Monday, October 6, 2008

Appropriation: 2 Case Studies

#1: The Richard Mutt Case (Marcel Duchamp, 1917)

They say any artist paying six dollars may exhibit.

Mr. Richard Mutt sent in a fountain. Without discussion this article disappeared and was never exhibited.

What were the grounds for refusing Mr. Mutt's fountain:

1. Some contend it was immoral, vulgar.

2. Others, it was plagiarism, a plain piece of plumbing.

Now Mr. Mutt's fountain is not immoral, that is absurd, no more than a bath tub is immoral. It is a fixture that you see every day in plumbers' show windows.

Whether Mr. Mutt with his own hands made the fountain or not has no importance. He CHOSE it. He took an ordinary article of life, placed it so that its useful significance disappeared under a new title and point of view – created a new thought for that object.

As for plumbing, that is absurd. The only works of art America has given are her plumbing and her bridges.

#2: The For Godot Case (Stephen McLaughlin, 2008)

So I started a collection of poet names. Once I had around 1500, I asked my friend Jim Carpenter to send me a batch of 5,000 poems composed by Erika T. Carter, his ludicrously advanced poetry generation software. These poems aren't simply random cutups of randomly selected texts. As you can see by reading them, they each have a thematic & stylistic unity unparalleled (so far as I know) in the field of algorithmic poetry generation.
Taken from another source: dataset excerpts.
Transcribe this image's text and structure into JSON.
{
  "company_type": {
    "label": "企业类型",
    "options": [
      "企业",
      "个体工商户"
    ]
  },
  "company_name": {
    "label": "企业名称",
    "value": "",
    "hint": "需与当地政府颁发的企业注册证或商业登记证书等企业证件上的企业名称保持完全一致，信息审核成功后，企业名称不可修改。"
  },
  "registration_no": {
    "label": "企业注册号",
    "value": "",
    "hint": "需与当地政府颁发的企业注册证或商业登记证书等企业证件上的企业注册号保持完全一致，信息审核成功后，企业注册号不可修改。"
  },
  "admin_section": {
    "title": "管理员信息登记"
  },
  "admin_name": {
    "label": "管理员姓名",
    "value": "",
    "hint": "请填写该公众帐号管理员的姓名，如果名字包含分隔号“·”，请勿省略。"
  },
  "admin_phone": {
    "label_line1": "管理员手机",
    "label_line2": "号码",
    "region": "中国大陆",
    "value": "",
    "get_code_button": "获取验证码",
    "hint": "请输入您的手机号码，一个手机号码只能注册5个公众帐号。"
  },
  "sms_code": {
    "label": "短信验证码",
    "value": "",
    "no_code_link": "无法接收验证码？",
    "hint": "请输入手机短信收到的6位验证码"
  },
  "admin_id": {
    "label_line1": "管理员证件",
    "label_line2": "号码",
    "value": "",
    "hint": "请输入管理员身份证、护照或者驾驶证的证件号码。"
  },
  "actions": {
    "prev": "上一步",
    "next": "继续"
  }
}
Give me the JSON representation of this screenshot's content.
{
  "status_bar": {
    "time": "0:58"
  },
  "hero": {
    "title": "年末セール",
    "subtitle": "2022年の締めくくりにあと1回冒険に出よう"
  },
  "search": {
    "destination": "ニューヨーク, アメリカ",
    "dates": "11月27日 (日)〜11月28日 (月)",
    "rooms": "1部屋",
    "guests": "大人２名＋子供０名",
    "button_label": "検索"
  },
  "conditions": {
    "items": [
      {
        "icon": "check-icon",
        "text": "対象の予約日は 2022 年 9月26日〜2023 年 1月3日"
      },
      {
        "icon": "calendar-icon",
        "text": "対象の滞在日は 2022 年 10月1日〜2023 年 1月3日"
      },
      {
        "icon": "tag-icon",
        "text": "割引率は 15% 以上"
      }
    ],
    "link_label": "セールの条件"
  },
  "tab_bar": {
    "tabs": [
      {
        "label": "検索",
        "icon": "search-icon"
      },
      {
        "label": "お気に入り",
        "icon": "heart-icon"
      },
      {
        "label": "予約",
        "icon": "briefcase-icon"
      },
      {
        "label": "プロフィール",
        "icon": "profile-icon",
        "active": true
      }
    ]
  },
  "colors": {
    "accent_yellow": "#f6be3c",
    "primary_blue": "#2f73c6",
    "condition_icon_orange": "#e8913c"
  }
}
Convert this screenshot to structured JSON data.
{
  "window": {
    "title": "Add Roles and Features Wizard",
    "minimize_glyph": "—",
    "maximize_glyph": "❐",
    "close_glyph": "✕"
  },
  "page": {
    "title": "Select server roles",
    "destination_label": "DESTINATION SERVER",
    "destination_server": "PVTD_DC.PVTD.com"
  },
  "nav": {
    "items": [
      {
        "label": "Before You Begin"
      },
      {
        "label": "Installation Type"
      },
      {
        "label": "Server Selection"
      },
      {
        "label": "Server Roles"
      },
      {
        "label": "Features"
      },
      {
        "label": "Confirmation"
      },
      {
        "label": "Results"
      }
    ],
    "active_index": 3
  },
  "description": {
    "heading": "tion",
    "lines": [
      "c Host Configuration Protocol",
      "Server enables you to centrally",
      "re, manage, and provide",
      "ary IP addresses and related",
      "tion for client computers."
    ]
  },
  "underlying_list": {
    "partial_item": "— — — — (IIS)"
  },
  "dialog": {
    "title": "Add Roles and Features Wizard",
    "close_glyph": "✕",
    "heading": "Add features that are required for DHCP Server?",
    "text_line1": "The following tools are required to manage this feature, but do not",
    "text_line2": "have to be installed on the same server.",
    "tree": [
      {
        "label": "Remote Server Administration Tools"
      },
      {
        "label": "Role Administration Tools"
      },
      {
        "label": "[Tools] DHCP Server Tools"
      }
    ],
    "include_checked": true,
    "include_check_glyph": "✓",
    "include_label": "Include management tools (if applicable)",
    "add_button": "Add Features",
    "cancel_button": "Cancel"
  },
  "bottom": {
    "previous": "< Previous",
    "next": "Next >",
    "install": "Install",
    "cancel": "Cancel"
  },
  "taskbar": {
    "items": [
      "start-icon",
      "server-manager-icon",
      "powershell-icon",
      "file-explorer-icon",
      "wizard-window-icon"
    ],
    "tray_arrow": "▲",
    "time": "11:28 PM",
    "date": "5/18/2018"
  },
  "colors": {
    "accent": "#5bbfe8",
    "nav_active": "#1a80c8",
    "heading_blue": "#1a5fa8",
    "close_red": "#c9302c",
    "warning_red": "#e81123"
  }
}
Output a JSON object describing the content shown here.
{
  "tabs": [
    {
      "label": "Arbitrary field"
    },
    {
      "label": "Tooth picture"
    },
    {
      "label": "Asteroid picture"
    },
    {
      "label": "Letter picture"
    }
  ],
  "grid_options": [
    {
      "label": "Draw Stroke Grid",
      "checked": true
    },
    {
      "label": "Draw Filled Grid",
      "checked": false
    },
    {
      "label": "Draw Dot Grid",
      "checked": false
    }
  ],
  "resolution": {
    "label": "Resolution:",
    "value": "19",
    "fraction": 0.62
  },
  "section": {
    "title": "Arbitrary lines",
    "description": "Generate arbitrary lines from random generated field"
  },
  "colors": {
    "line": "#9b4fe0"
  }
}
As numerous commenters have noted, it's difficult to tell whether some of these things were written by man or machine. Surprisingly, many of the poems in the magazine are actually 'good.' Sort of.


Stephen McLaughlin said...

Jennifer Karmin said...

Thanks for the link to the complete For Godot anthology!

Sawako said...

I kind of like the sort of background poem "written" in mica by our very own wondrous Vanessa Place.